Shawkan, 4 ans de prison pour des photos, 4 ans de trop

Il y a quatre ans, le photojournaliste indépendant Mahmoud Abu Zeid connu sous le pseudonyme de “Shawkan” était arrêté alors qu’il couvrait une manifestation au Caire. Reporters sans frontières (RSF) dénonce une injustice criante et renouvelle son appel à sa libération immédiate.

Le 14 août 2013, le photojournaliste Mahmoud Abou Zeid, 29 ans, plus connu sous le nom de Shawkan, a été arrêté alors qu’il couvrait, pour l’agence britannique Demotix, la violente dispersion par les forces de l’ordre des manifestants pro-Morsi sur la place Rabaa al-Adawiya, dans la capitale égyptienne. Depuis cette date, Shawkan est maintenu en détention, sans même avoir été condamné.


Une détention provisoire qui se prolonge indéfiniment depuis quatre ans, ce n’est pas un acte de justice mais une punition politique excessive, représentative du climat de répression que subissent les journalistes et blogueurs en Egypte, dénonce Alexandra El Khazen, responsable du bureau Moyen-Orient de RSF. Le seul crime de Shawkan est d’avoir voulu faire son métier de photographe. Quatre ans derrière les barreaux pour avoir voulu témoigner et documenter une manifestation est un prix à payer inacceptable. Shawkan n’a rien à faire en prison, il doit être libéré immédiatement et inconditionnellement”.


Dès son arrestation, Shawkan a fait l’objet d’un traitement entaché d’irrégularités. Alors que les journalistes américain Michael Giglio et français Louis Jammes, interpellés avec lui, ont été relâchés quelques heures plus tard avec des excuses de la police, le photographe freelance égyptien a, lui, été immédiatement emprisonné. En principe, selon la législation égyptienne, la période maximale légale de détention provisoire est de deux ans. Or Shawkan a dû attendre l’ouverture de son procès pendant plus de deux ans, ce qui va à l’encontre de l’article 143 du code égyptien de procédure pénale.

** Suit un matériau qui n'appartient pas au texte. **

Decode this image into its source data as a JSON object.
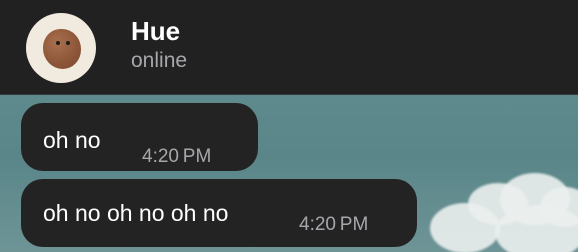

Jugé depuis 2016 aux côtés de 738 autres accusés, dont la plupart sont des membres de la confrérie des Frères musulmans, une organisation qualifiée de terroriste en décembre 2013 par l’Egypte, Shawkan risque aujourd’hui la peine de mort et ce malgré l’absence de preuve. Dans cette affaire hautement sensible, le photographe est sous le coup d’une dizaine de charges fallacieuses parmi lesquelles “meurtre”, “tentative de meurtre” et “appartenance à un groupe interdit” (Frères musulmans, ndlr). Moralement épuisé, il souffre aujourd’hui d’une hépatite C et d’anémie.


A l’heure où les espaces de libertés au sein de la société civile se réduisent drastiquement en Egypte, la liberté de la presse agonise avec des dizaines de sites d’information bloqués, des journalistes sous pression, ciblés et menacés d’arrestation, quand ils ne sont pas injustement condamnés à de longues peines de prison. Cette situation vaut au pays de figurer aujourd’hui à la 161ème place (sur 180) du Classement 2017 de la liberté de la presse établi par Reporters sans frontières.